O Matanzas Riverkeeper, assim como outros guardiões de rios do estado, é uma organização sem fins lucrativos dedicada a proteger os cursos de água locais por meio de educação e advocacy.
Um alojamento com 350 quartos pode significar até — ou mais de — 1.000 pessoas a mais no parque ambientalmente sensível ao mesmo tempo, e Lomberk diz que quer ver o Parque Estadual de Anastasia manter seu status como um dos únicos lugares na ilha onde “a vida selvagem pode escapar da constante interação humana”.
É um lugar onde as pessoas também podem se afastar da constante interação humana.

James Benveniste levou sua prancha de bodyboard para a praia do parque na quinta-feira de manhã, como faz toda semana há 20 anos.

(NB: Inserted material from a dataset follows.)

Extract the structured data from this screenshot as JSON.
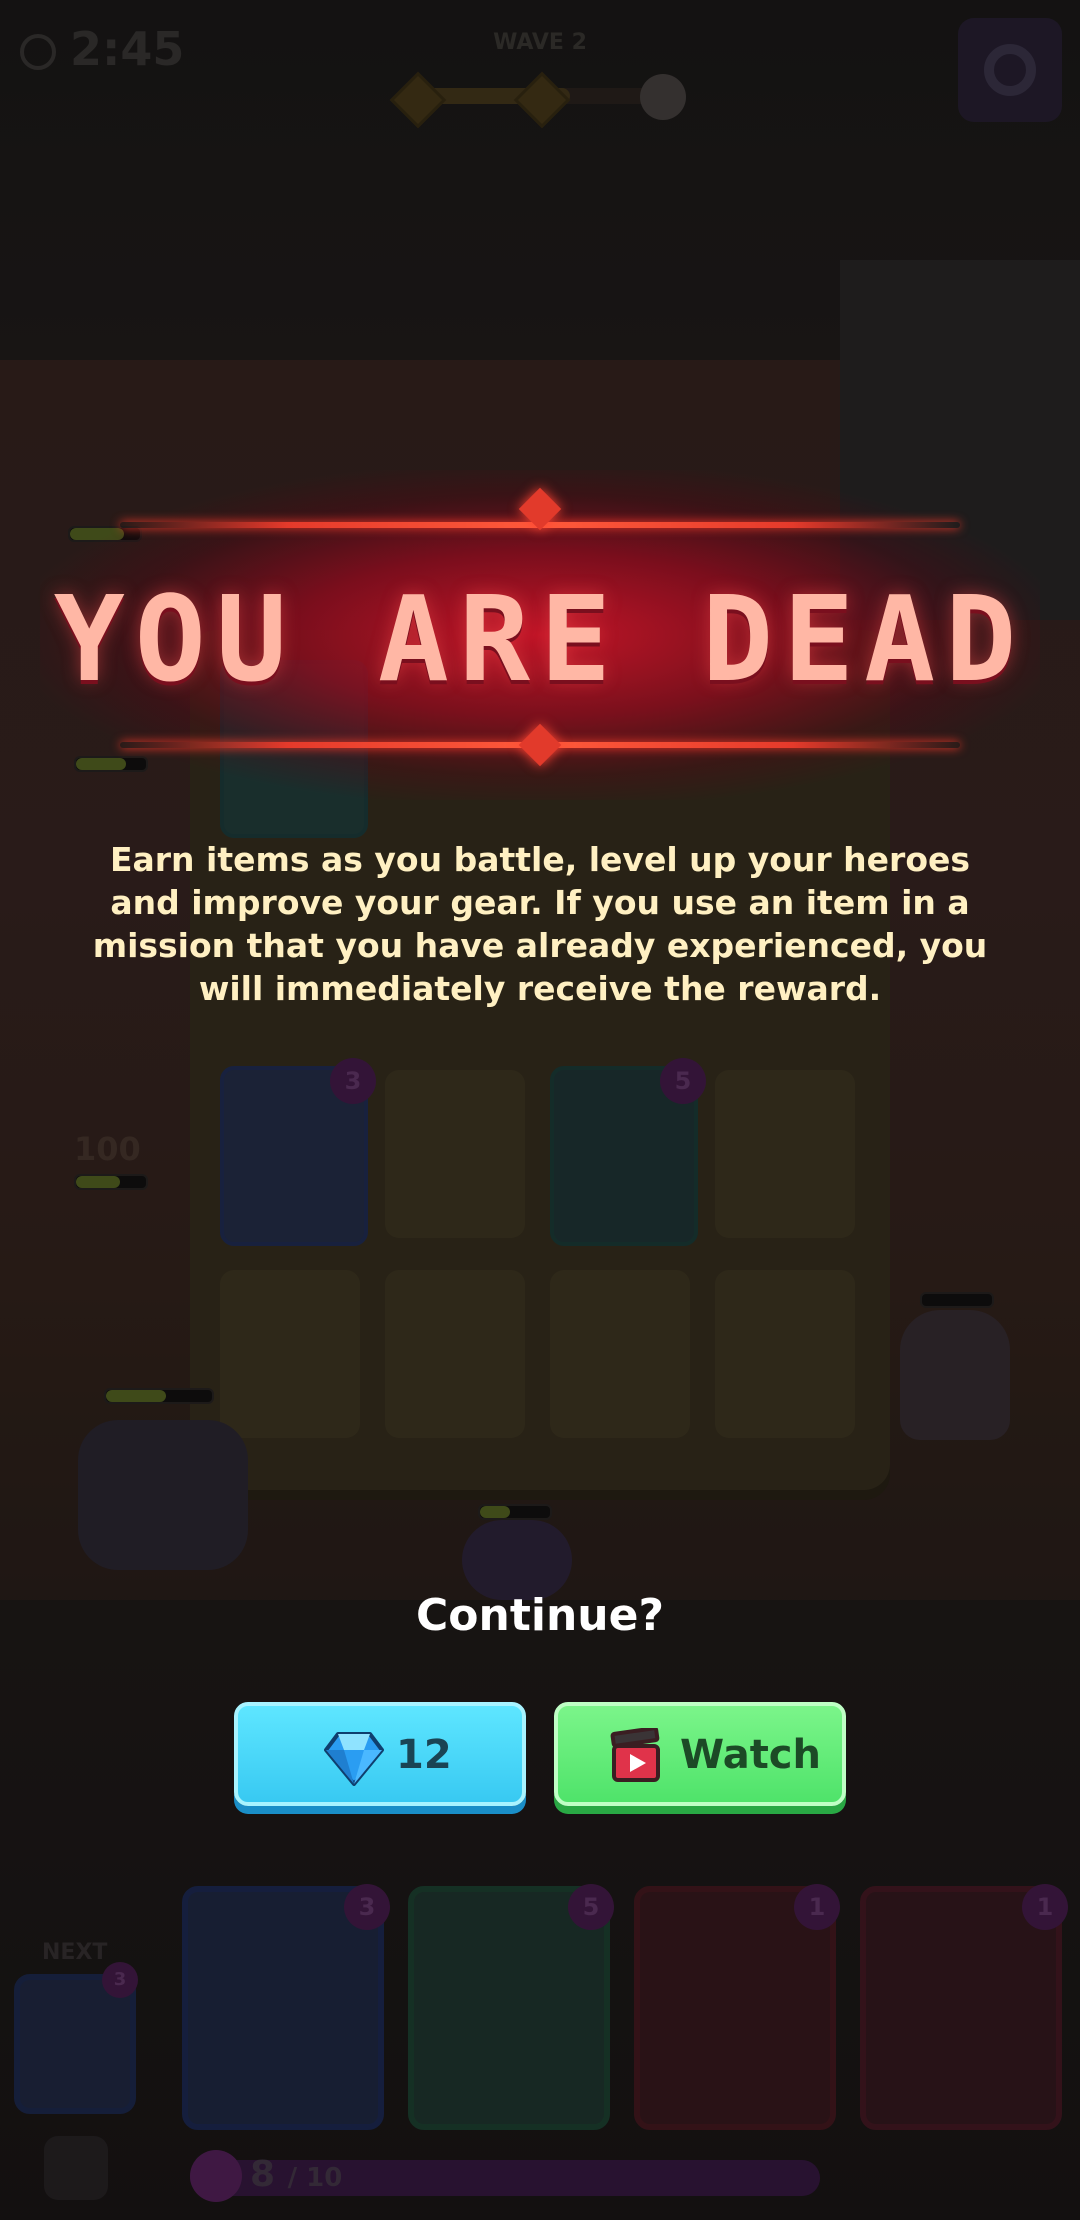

Benveniste mora em Fleming Island, mas faz a caminhada de uma hora do Condado de Clay até o Parque Estadual de Anastasia porque diz que a atmosfera é difícil de superar.
Benveniste normalmente está na praia perto do nascer do sol, então ele não tem certeza se o aumento do tráfego no parque o afetaria tanto quanto afetaria os outros, mas ele diz que certamente o faria pensar duas vezes.
“Se eu tivesse família na cidade, e a decisão de ir à praia fosse levantada, eu provavelmente não viria aqui durante um horário de 9 às 5”, diz Benveniste. “É a multidão. A falta dela é o motivo pelo qual eu venho aqui.”
Benveniste não tinha ouvido falar sobre as mudanças propostas, e Lomberk está preocupado que isso seja intencional.
Ela diz que o Departamento de Proteção Ambiental geralmente emite avisos sobre novos planos e projetos com semanas de antecedência — com mais transparência do que ela diz que a Iniciativa Great Outdoors teve.
Lomberk está frustrado porque as pessoas receberam um aviso com apenas uma semana de antecedência de uma reunião pública que será realizada durante o horário de trabalho.
A reunião para o projeto do Parque Estadual de Anastasia começará às 15h de terça-feira no Character Counts Conference Center, Prédio C no campus do First Coast Technical College, 2980 Collins Ave. em St. Augustine.
Outras reuniões serão realizadas simultaneamente em todo o estado. O Anastasia State Park é um dos nove parques por toda a Flórida, onde o estado está propondo mudanças. Outros incluem Hillsborough River State Park em Tampa e Camp Helen State Park em Panama City Beach.
O público terá três minutos para compartilhar suas ideias com representantes do Departamento Estadual de Proteção Ambiental.